2 通常実施権者は、この法律の規定により又は設定行為で定めた範囲内において、業としてその登録実用新案の実施をする権利を有する。
3 特許法第七十三条第一項(共有)、第九十七条第三項(放棄)及び第九十九条(通常実施権の対抗力)の規定は、通常実施権に準用する。


・特許法73条

(共有に係る特許権)
第七十三条 特許権が共有に係るときは、各共有者は、他の共有者の同意を得なければ、その持分を譲渡し、又はその持分を目的として質権を設定することができない。
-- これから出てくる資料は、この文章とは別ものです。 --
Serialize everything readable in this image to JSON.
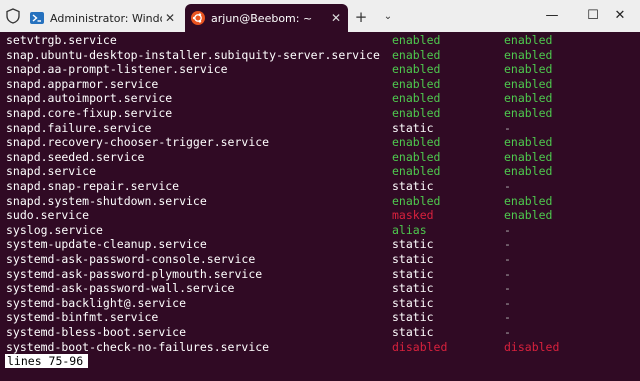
{
  "window": {
    "tabs": [
      {
        "label": "Administrator: Windows Powe",
        "close": "✕",
        "active": false,
        "icon": "powershell-icon"
      },
      {
        "label": "arjun@Beebom: ~",
        "close": "✕",
        "active": true,
        "icon": "ubuntu-icon"
      }
    ],
    "new_tab": "+",
    "dropdown": "⌄",
    "minimize": "—",
    "maximize": "☐",
    "close": "✕",
    "colors": {
      "terminal_bg": "#300a24",
      "enabled": "#4ec94e",
      "masked": "#d8213d",
      "ubuntu_orange": "#e95420"
    }
  },
  "terminal": {
    "rows": [
      {
        "unit": "setvtrgb.service",
        "state": "enabled",
        "preset": "enabled"
      },
      {
        "unit": "snap.ubuntu-desktop-installer.subiquity-server.service",
        "state": "enabled",
        "preset": "enabled"
      },
      {
        "unit": "snapd.aa-prompt-listener.service",
        "state": "enabled",
        "preset": "enabled"
      },
      {
        "unit": "snapd.apparmor.service",
        "state": "enabled",
        "preset": "enabled"
      },
      {
        "unit": "snapd.autoimport.service",
        "state": "enabled",
        "preset": "enabled"
      },
      {
        "unit": "snapd.core-fixup.service",
        "state": "enabled",
        "preset": "enabled"
      },
      {
        "unit": "snapd.failure.service",
        "state": "static",
        "preset": "-"
      },
      {
        "unit": "snapd.recovery-chooser-trigger.service",
        "state": "enabled",
        "preset": "enabled"
      },
      {
        "unit": "snapd.seeded.service",
        "state": "enabled",
        "preset": "enabled"
      },
      {
        "unit": "snapd.service",
        "state": "enabled",
        "preset": "enabled"
      },
      {
        "unit": "snapd.snap-repair.service",
        "state": "static",
        "preset": "-"
      },
      {
        "unit": "snapd.system-shutdown.service",
        "state": "enabled",
        "preset": "enabled"
      },
      {
        "unit": "sudo.service",
        "state": "masked",
        "preset": "enabled"
      },
      {
        "unit": "syslog.service",
        "state": "alias",
        "preset": "-"
      },
      {
        "unit": "system-update-cleanup.service",
        "state": "static",
        "preset": "-"
      },
      {
        "unit": "systemd-ask-password-console.service",
        "state": "static",
        "preset": "-"
      },
      {
        "unit": "systemd-ask-password-plymouth.service",
        "state": "static",
        "preset": "-"
      },
      {
        "unit": "systemd-ask-password-wall.service",
        "state": "static",
        "preset": "-"
      },
      {
        "unit": "systemd-backlight@.service",
        "state": "static",
        "preset": "-"
      },
      {
        "unit": "systemd-binfmt.service",
        "state": "static",
        "preset": "-"
      },
      {
        "unit": "systemd-bless-boot.service",
        "state": "static",
        "preset": "-"
      },
      {
        "unit": "systemd-boot-check-no-failures.service",
        "state": "disabled",
        "preset": "disabled"
      }
    ],
    "pager_status": "lines 75-96"
  }
}
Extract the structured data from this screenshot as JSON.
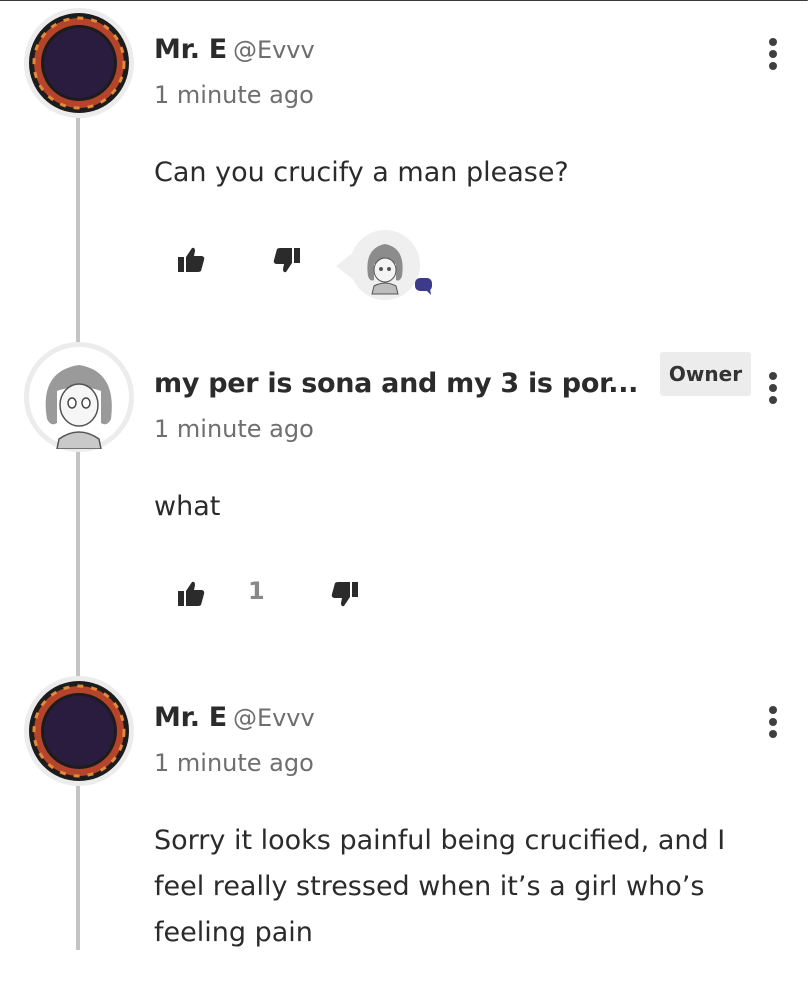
{
  "comments": [
    {
      "display_name": "Mr. E",
      "handle": "@Evvv",
      "timestamp": "1 minute ago",
      "text": "Can you crucify a man please?",
      "avatar": "dark-purple-ring-avatar"
    },
    {
      "display_name": "my per is sona and my 3 is por...",
      "badge": "Owner",
      "timestamp": "1 minute ago",
      "text": "what",
      "like_count": "1",
      "avatar": "grey-haired-character-avatar"
    },
    {
      "display_name": "Mr. E",
      "handle": "@Evvv",
      "timestamp": "1 minute ago",
      "text": "Sorry it looks painful being crucified, and I feel really stressed when it’s a girl who’s feeling pain",
      "avatar": "dark-purple-ring-avatar"
    }
  ],
  "colors": {
    "accent_chat": "#3d3a8c",
    "thread_line": "#c4c4c4",
    "avatar_ring": "#b5442a",
    "avatar_inner": "#2a1c3e"
  }
}
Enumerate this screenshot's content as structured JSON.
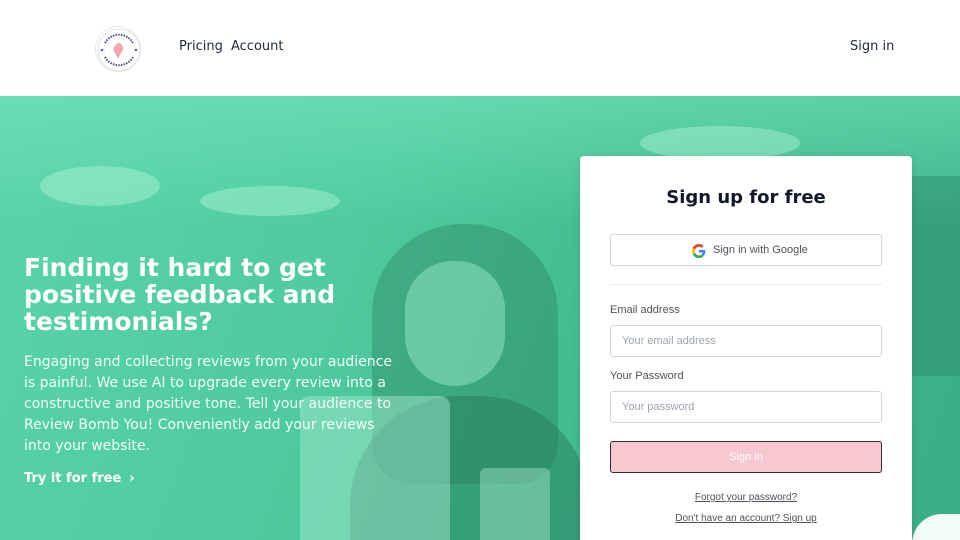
{
  "header": {
    "logo_text_top": "REVIEW BOMB ME",
    "logo_text_bottom": "REVIEW BOMB ME",
    "nav": [
      {
        "label": "Pricing"
      },
      {
        "label": "Account"
      }
    ],
    "sign_in": "Sign in"
  },
  "hero": {
    "title": "Finding it hard to get positive feedback and testimonials?",
    "description": "Engaging and collecting reviews from your audience is painful. We use AI to upgrade every review into a constructive and positive tone. Tell your audience to Review Bomb You! Conveniently add your reviews into your website.",
    "cta": "Try it for free",
    "cta_icon": "chevron-right-icon",
    "colors": {
      "primary": "#4fcb9f"
    }
  },
  "auth_card": {
    "title": "Sign up for free",
    "google_button": "Sign in with Google",
    "email_label": "Email address",
    "email_placeholder": "Your email address",
    "password_label": "Your Password",
    "password_placeholder": "Your password",
    "submit": "Sign in",
    "forgot_link": "Forgot your password?",
    "signup_link": "Don't have an account? Sign up",
    "colors": {
      "submit_bg": "#f6c8cf"
    }
  }
}
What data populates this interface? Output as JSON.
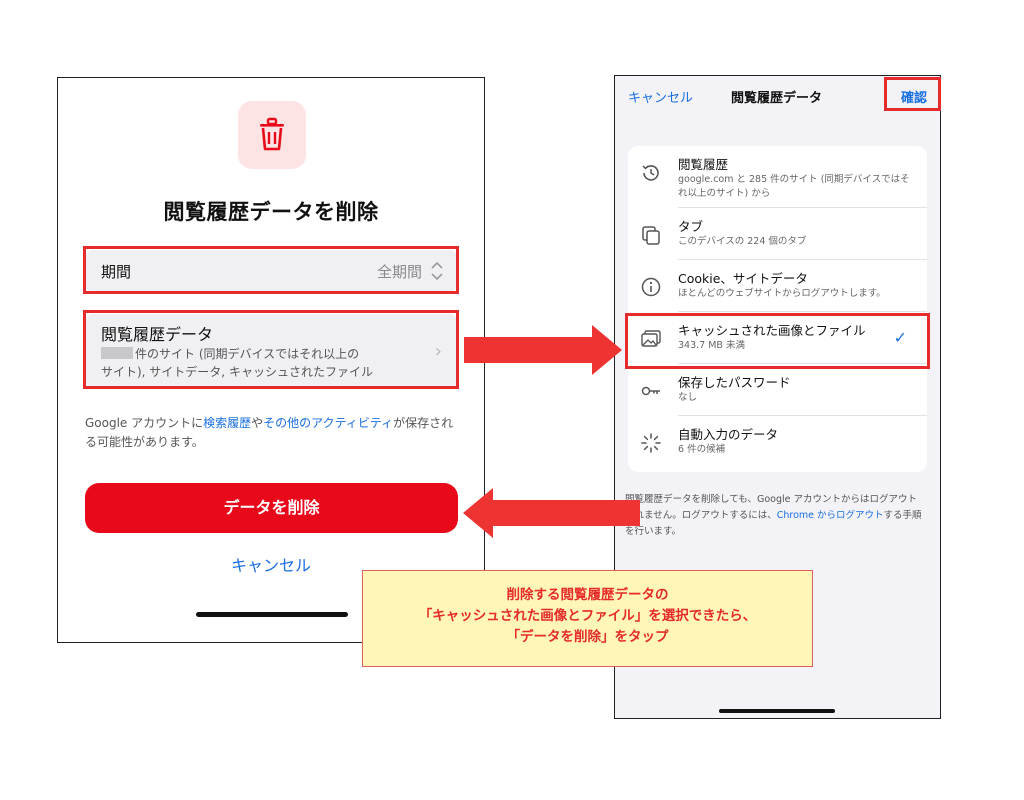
{
  "left_screen": {
    "title": "閲覧履歴データを削除",
    "period": {
      "label": "期間",
      "value": "全期間"
    },
    "history": {
      "label": "閲覧履歴データ",
      "desc_line1": "件のサイト (同期デバイスではそれ以上の",
      "desc_line2": "サイト), サイトデータ, キャッシュされたファイル"
    },
    "note": {
      "part1": "Google アカウントに",
      "link1": "検索履歴",
      "part2": "や",
      "link2": "その他のアクティビティ",
      "part3": "が保存される可能性があります。"
    },
    "delete_button": "データを削除",
    "cancel": "キャンセル"
  },
  "right_screen": {
    "nav": {
      "cancel": "キャンセル",
      "title": "閲覧履歴データ",
      "confirm": "確認"
    },
    "items": [
      {
        "title": "閲覧履歴",
        "desc": "google.com と 285 件のサイト (同期デバイスではそれ以上のサイト) から",
        "icon": "history-icon"
      },
      {
        "title": "タブ",
        "desc": "このデバイスの 224 個のタブ",
        "icon": "tabs-icon"
      },
      {
        "title": "Cookie、サイトデータ",
        "desc": "ほとんどのウェブサイトからログアウトします。",
        "icon": "info-icon"
      },
      {
        "title": "キャッシュされた画像とファイル",
        "desc": "343.7 MB 未満",
        "icon": "image-icon",
        "selected": true
      },
      {
        "title": "保存したパスワード",
        "desc": "なし",
        "icon": "key-icon"
      },
      {
        "title": "自動入力のデータ",
        "desc": "6 件の候補",
        "icon": "autofill-icon"
      }
    ],
    "note": {
      "part1": "閲覧履歴データを削除しても、Google アカウントからはログアウトされません。ログアウトするには、",
      "link": "Chrome からログアウト",
      "part2": "する手順を行います。"
    }
  },
  "callout": {
    "line1": "削除する閲覧履歴データの",
    "line2": "「キャッシュされた画像とファイル」を選択できたら、",
    "line3": "「データを削除」をタップ"
  },
  "colors": {
    "accent_red": "#e8091a",
    "highlight_red": "#e52b2b",
    "link_blue": "#1a6fe0",
    "callout_bg": "#fff6b8"
  }
}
2 特許権が共有に係るときは、各共有者は、契約で別段の定をした場合を除き、他の共有者の同意を得ないでその特許発明の実施をすることができる。
3 特許権が共有に係るときは、各共有者は、他の共有者の同意を得なければ、その特許権について専用実施権を設定し、又は他人に通常実施権を許諾することができない。